Patches should be submitted to the ffmpeg-devel mailing list and not this bug tracker.
Change History (12)
comment:1 by , 11 years ago
comment:2 by , 11 years ago
Converting from yuv420p to grayscale without scaling pretty much just requires copying the prefix bytes: http://en.wikipedia.org/wiki/YUV#Y.27UV420p_.28and_Y.27V12_or_YV12.29_to_RGB888_conversion
I haven't looked at the implementation to see if that's what it's doing. I also haven't checked the quality of the old output. I would like to point out that converting from yuv420p to rgb is almost three times faster than the current conversion to grayscale. I could write my own implementation from YUV to grayscale but I would prefer not to have to deal with all the different variants.
comment:3 by , 11 years ago
Maybe setting the swscale to output yuv-range would pick the old conversion? At least this is how it should work.
follow-up: 5 comment:4 by , 11 years ago
I verified that the values in frame->data[0] and gray_frame->data[0] are the same when considering the respective linesize[0]. Thus, the fast version produces correct output.
As ff_get_unscaled_swscale only sets swscale if it can handle the transformation, it might be possible to simplify the test above to the following:
if (unscaled && !usesHFilter && !usesVFilter) { ff_get_unscaled_swscale(c);
planarCopyWrapper in swscale_unscaled.c seems to do a fine and fast job in this situation.
comment:5 by , 11 years ago
comment:7 by , 11 years ago
Thanks for explaining this. The value range is indeed expanded when using the version without my patch. Unfortunately, it takes 7 times longer to convert the image.
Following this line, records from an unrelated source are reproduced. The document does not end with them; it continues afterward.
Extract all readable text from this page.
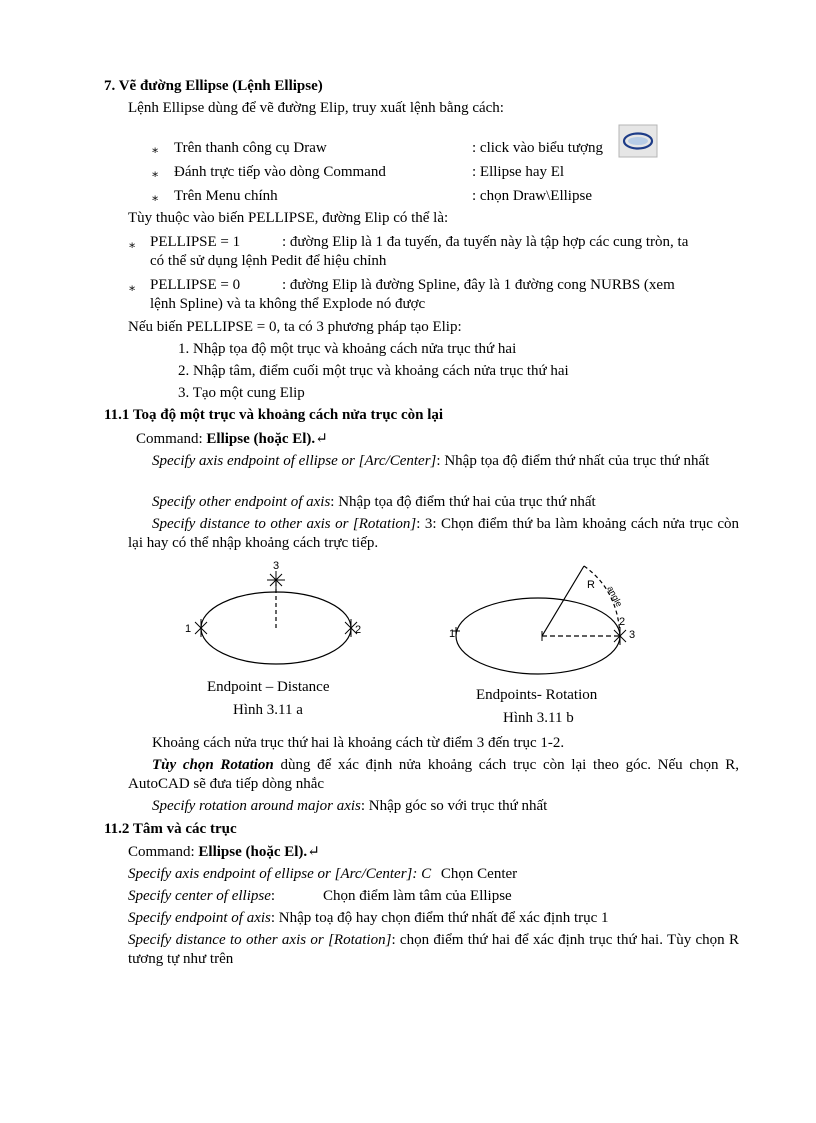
7. Vẽ đường Ellipse (Lệnh Ellipse)
Lệnh Ellipse dùng để vẽ đường Elip, truy xuất lệnh bằng cách:
∗ Trên thanh công cụ Draw	: click vào biểu tượng
∗ Đánh trực tiếp vào dòng Command	: Ellipse hay El
∗ Trên Menu chính	: chọn Draw\Ellipse
Tùy thuộc vào biến PELLIPSE, đường Elip có thể là:
∗ PELLIPSE = 1	: đường Elip là 1 đa tuyến, đa tuyến này là tập hợp các cung tròn, ta
có thể sử dụng lệnh Pedit để hiệu chỉnh
∗ PELLIPSE = 0	: đường Elip là đường Spline, đây là 1 đường cong NURBS (xem
lệnh Spline) và ta không thể Explode nó được
Nếu biến PELLIPSE = 0, ta có 3 phương pháp tạo Elip:
1. Nhập tọa độ một trục và khoảng cách nửa trục thứ hai
2. Nhập tâm, điểm cuối một trục và khoảng cách nửa trục thứ hai
3. Tạo một cung Elip
11.1 Toạ độ một trục và khoảng cách nửa trục còn lại
Command: Ellipse (hoặc El).↵
Specify axis endpoint of ellipse or [Arc/Center]: Nhập tọa độ điểm thứ nhất của trục thứ nhất
Specify other endpoint of axis: Nhập tọa độ điểm thứ hai của trục thứ nhất
Specify distance to other axis or [Rotation]: 3: Chọn điểm thứ ba làm khoảng cách nửa trục còn lại hay có thể nhập khoảng cách trực tiếp.
1	2
3
Endpoint – Distance
Hình 3.11 a
1
2
3
R angle
Endpoints- Rotation
Hình 3.11 b
Khoảng cách nửa trục thứ hai là khoảng cách từ điểm 3 đến trục 1-2.
Tùy chọn Rotation dùng để xác định nửa khoảng cách trục còn lại theo góc. Nếu chọn R, AutoCAD sẽ đưa tiếp dòng nhắc
Specify rotation around major axis: Nhập góc so với trục thứ nhất
11.2 Tâm và các trục
Command: Ellipse (hoặc El).↵
Specify axis endpoint of ellipse or [Arc/Center]: C Chọn Center
Specify center of ellipse:	Chọn điểm làm tâm của Ellipse
Specify endpoint of axis: Nhập toạ độ hay chọn điểm thứ nhất để xác định trục 1
Specify distance to other axis or [Rotation]: chọn điểm thứ hai để xác định trục thứ hai. Tùy chọn R tương tự như trên
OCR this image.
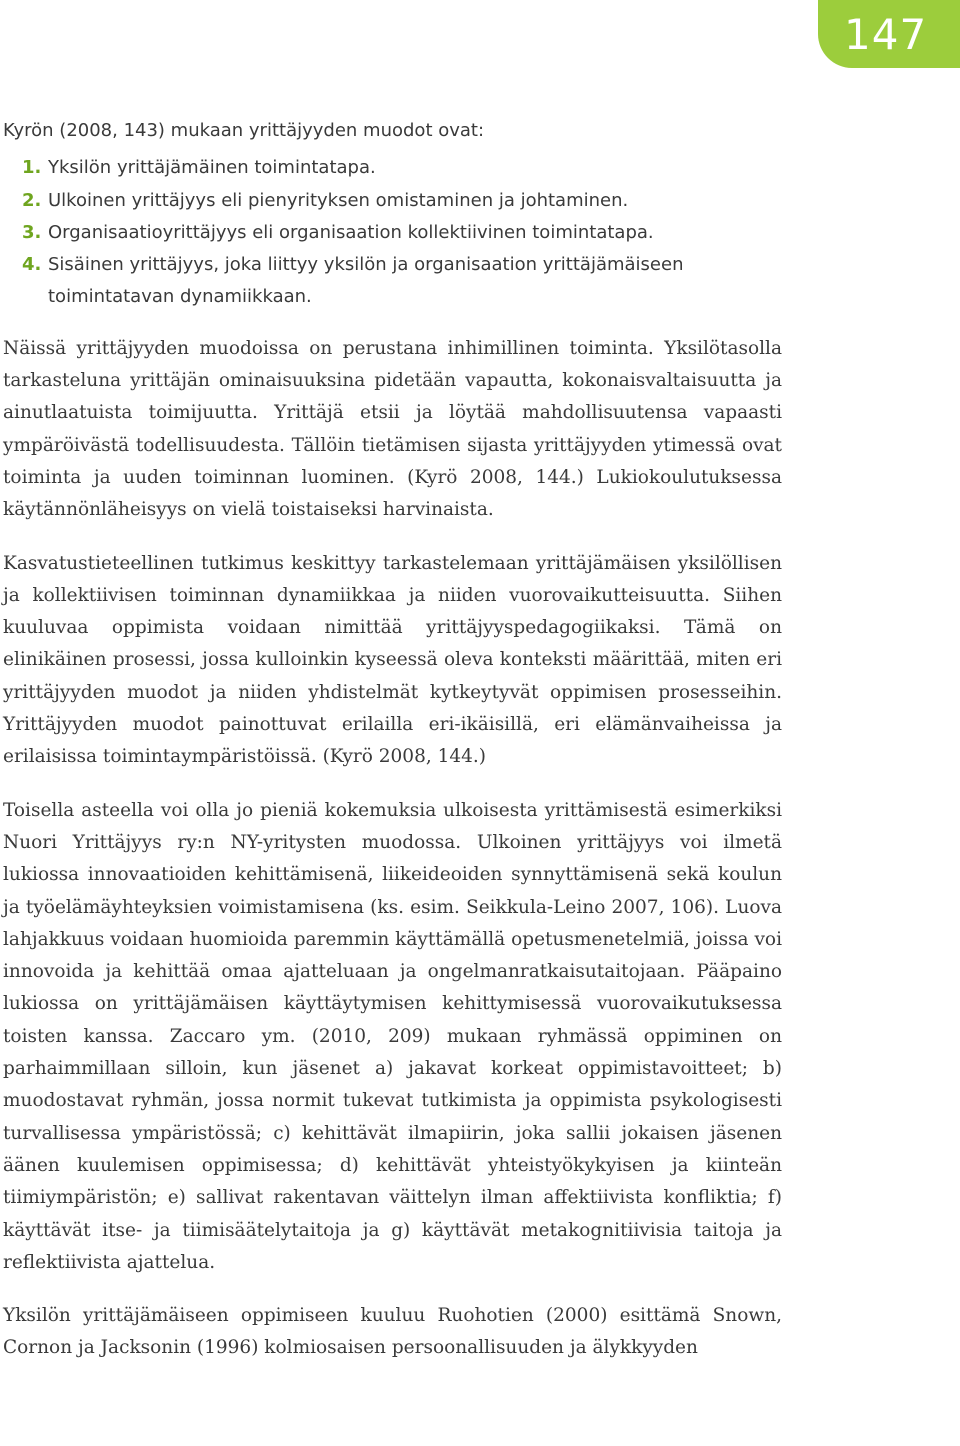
147

Kyrön (2008, 143) mukaan yrittäjyyden muodot ovat:

1. Yksilön yrittäjämäinen toimintatapa.
2. Ulkoinen yrittäjyys eli pienyrityksen omistaminen ja johtaminen.
3. Organisaatioyrittäjyys eli organisaation kollektiivinen toimintatapa.
4. Sisäinen yrittäjyys, joka liittyy yksilön ja organisaation yrittäjämäiseen toimintatavan dynamiikkaan.

Näissä yrittäjyyden muodoissa on perustana inhimillinen toiminta. Yksilötasolla tarkasteluna yrittäjän ominaisuuksina pidetään vapautta, kokonaisvaltaisuutta ja ainutlaatuista toimijuutta. Yrittäjä etsii ja löytää mahdollisuutensa vapaasti ympäröivästä todellisuudesta. Tällöin tietämisen sijasta yrittäjyyden ytimessä ovat toiminta ja uuden toiminnan luominen. (Kyrö 2008, 144.) Lukiokoulutuksessa käytännönläheisyys on vielä toistaiseksi harvinaista.

Kasvatustieteellinen tutkimus keskittyy tarkastelemaan yrittäjämäisen yksilöllisen ja kollektiivisen toiminnan dynamiikkaa ja niiden vuorovaikutteisuutta. Siihen kuuluvaa oppimista voidaan nimittää yrittäjyyspedagogiikaksi. Tämä on elinikäinen prosessi, jossa kulloinkin kyseessä oleva konteksti määrittää, miten eri yrittäjyyden muodot ja niiden yhdistelmät kytkeytyvät oppimisen prosesseihin. Yrittäjyyden muodot painottuvat erilailla eri-ikäisillä, eri elämänvaiheissa ja erilaisissa toimintaympäristöissä. (Kyrö 2008, 144.)

Toisella asteella voi olla jo pieniä kokemuksia ulkoisesta yrittämisestä esimerkiksi Nuori Yrittäjyys ry:n NY-yritysten muodossa. Ulkoinen yrittäjyys voi ilmetä lukiossa innovaatioiden kehittämisenä, liikeideoiden synnyttämisenä sekä koulun ja työelämäyhteyksien voimistamisena (ks. esim. Seikkula-Leino 2007, 106). Luova lahjakkuus voidaan huomioida paremmin käyttämällä opetusmenetelmiä, joissa voi innovoida ja kehittää omaa ajatteluaan ja ongelmanratkaisutaitojaan. Pääpaino lukiossa on yrittäjämäisen käyttäytymisen kehittymisessä vuorovaikutuksessa toisten kanssa. Zaccaro ym. (2010, 209) mukaan ryhmässä oppiminen on parhaimmillaan silloin, kun jäsenet a) jakavat korkeat oppimistavoitteet; b) muodostavat ryhmän, jossa normit tukevat tutkimista ja oppimista psykologisesti turvallisessa ympäristössä; c) kehittävät ilmapiirin, joka sallii jokaisen jäsenen äänen kuulemisen oppimisessa; d) kehittävät yhteistyökykyisen ja kiinteän tiimiympäristön; e) sallivat rakentavan väittelyn ilman affektiivista konfliktia; f) käyttävät itse- ja tiimisäätelytaitoja ja g) käyttävät metakognitiivisia taitoja ja reflektiivista ajattelua.

Yksilön yrittäjämäiseen oppimiseen kuuluu Ruohotien (2000) esittämä Snown, Cornon ja Jacksonin (1996) kolmiosaisen persoonallisuuden ja älykkyyden
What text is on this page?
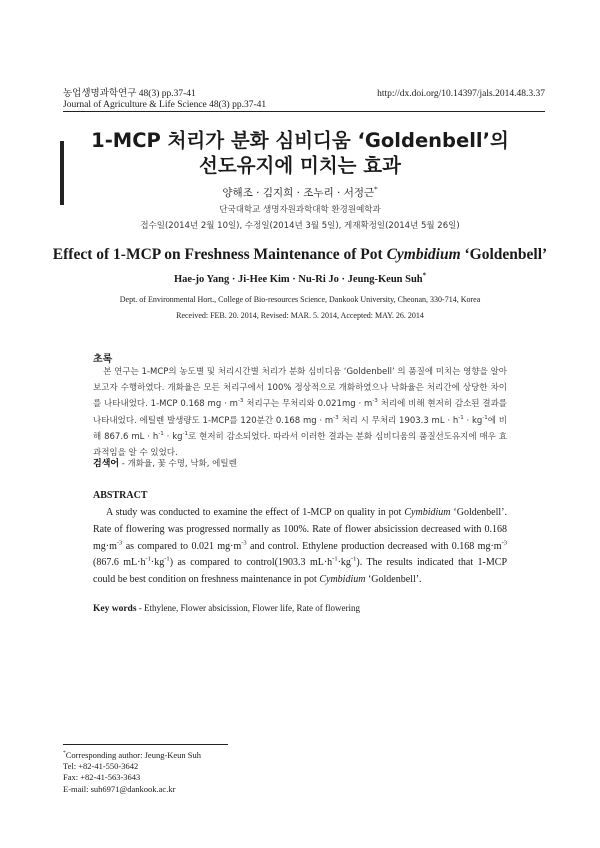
농업생명과학연구 48(3) pp.37-41	http://dx.doi.org/10.14397/jals.2014.48.3.37
Journal of Agriculture & Life Science 48(3) pp.37-41
1-MCP 처리가 분화 심비디움 ‘Goldenbell’의
선도유지에 미치는 효과
양해조 · 김지희 · 조누리 · 서정근*
단국대학교 생명자원과학대학 환경원예학과
접수일(2014년 2월 10일), 수정일(2014년 3월 5일), 게재확정일(2014년 5월 26일)
Effect of 1-MCP on Freshness Maintenance of Pot Cymbidium ‘Goldenbell’
Hae-jo Yang · Ji-Hee Kim · Nu-Ri Jo · Jeung-Keun Suh*
Dept. of Environmental Hort., College of Bio-resources Science, Dankook University, Cheonan, 330-714, Korea
Received: FEB. 20. 2014, Revised: MAR. 5. 2014, Accepted: MAY. 26. 2014
초록
본 연구는 1-MCP의 농도별 및 처리시간별 처리가 분화 심비디움 ‘Goldenbell’ 의 품질에 미치는 영향을 알아보고자 수행하였다. 개화율은 모든 처리구에서 100% 정상적으로 개화하였으나 낙화율은 처리간에 상당한 차이를 나타내었다. 1-MCP 0.168 mg · $m^{-3}$ 처리구는 무처리와 $0.021mg \cdot m^{-3}$ 처리에 비해 현저히 감소된 결과를 나타내었다. 에틸렌 발생량도 1-MCP를 120분간 0.168 mg · $m^{-3}$ 처리 시 무처리 1903.3 mL · $h^{-1} \cdot kg^{-1}$에 비해 867.6 mL · $h^{-1} \cdot kg^{-1}$로 현저히 감소되었다. 따라서 이러한 결과는 분화 심비디움의 품질선도유지에 매우 효과적임을 알 수 있었다.
검색어 - 개화율, 꽃 수명, 낙화, 에틸렌
ABSTRACT
A study was conducted to examine the effect of 1-MCP on quality in pot Cymbidium ‘Goldenbell’. Rate of flowering was progressed normally as 100%. Rate of flower absicission decreased with 0.168 $mg\cdot m^{-3}$ as compared to 0.021 $mg\cdot m^{-3}$ and control. Ethylene production decreased with 0.168 $mg\cdot m^{-3}$ (867.6 $mL\cdot h^{-1}\cdot kg^{-1}$) as compared to control(1903.3 $mL\cdot h^{-1}\cdot kg^{-1}$). The results indicated that 1-MCP could be best condition on freshness maintenance in pot Cymbidium ‘Goldenbell’.
Key words - Ethylene, Flower absicission, Flower life, Rate of flowering
*Corresponding author: Jeung-Keun Suh
Tel: +82-41-550-3642
Fax: +82-41-563-3643
E-mail: suh6971@dankook.ac.kr
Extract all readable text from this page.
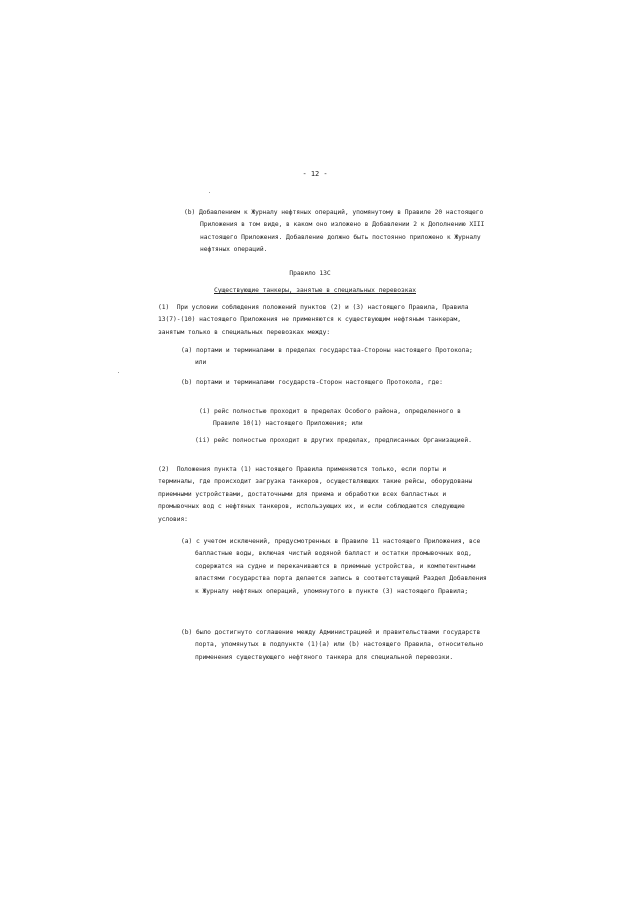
- 12 -

(b) Добавлением к Журналу нефтяных операций, упомянутому в Правиле 20 настоящего Приложения в том виде, в каком оно изложено в Добавлении 2 к Дополнению XIII настоящего Приложения. Добавление должно быть постоянно приложено к Журналу нефтяных операций.

Правило 13С

Существующие танкеры, занятые в специальных перевозках

(1)  При условии соблюдения положений пунктов (2) и (3) настоящего Правила, Правила 13(7)-(10) настоящего Приложения не применяются к существующим нефтяным танкерам, занятым только в специальных перевозках между:

(a) портами и терминалами в пределах государства-Стороны настоящего Протокола; или

(b) портами и терминалами государств-Сторон настоящего Протокола, где:

(i) рейс полностью проходит в пределах Особого района, определенного в Правиле 10(1) настоящего Приложения; или

(ii) рейс полностью проходит в других пределах, предписанных Организацией.

(2)  Положения пункта (1) настоящего Правила применяются только, если порты и терминалы, где происходит загрузка танкеров, осуществляющих такие рейсы, оборудованы приемными устройствами, достаточными для приема и обработки всех балластных и промывочных вод с нефтяных танкеров, использующих их, и если соблюдаются следующие условия:

(a) с учетом исключений, предусмотренных в Правиле 11 настоящего Приложения, все балластные воды, включая чистый водяной балласт и остатки промывочных вод, содержатся на судне и перекачиваются в приемные устройства, и компетентными властями государства порта делается запись в соответствующий Раздел Добавления к Журналу нефтяных операций, упомянутого в пункте (3) настоящего Правила;

(b) было достигнуто соглашение между Администрацией и правительствами государств порта, упомянутых в подпункте (1)(a) или (b) настоящего Правила, относительно применения существующего нефтяного танкера для специальной перевозки.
comment:11 by , 11 years ago
I don't really understand the question about setting the range. I still kind of consider it to be a bug that converting YUV to gray takes that long with sws_scale. However, this conversation has been very helpful for me in understanding some FFmpeg internals so that I can work around this issue.
You can close the bug if you think that this is the intended performance.
comment:12 by , 10 years ago
Resolution: | → worksforme |
---|---|
Status: | new → closed |
The original behaviour was buggy (and was fixed), it produced gray output both for white and black input.
There are now at least four possibilities to get the "old" behaviour for a "conversion" from yuv420p to gray:
- Use frame->data[0] instead of involving libswscale at all (this is at least a nuance faster than the "old" behaviour)
- Force yuvj420p as input colour space for libswscale (this option is deprecated)
- Force the needed input color_range when using libswscale
- Use the extractplanes filter
The old (fast) version produced incorrect output which was not full-scale. Are you sure the output of the old version was useful?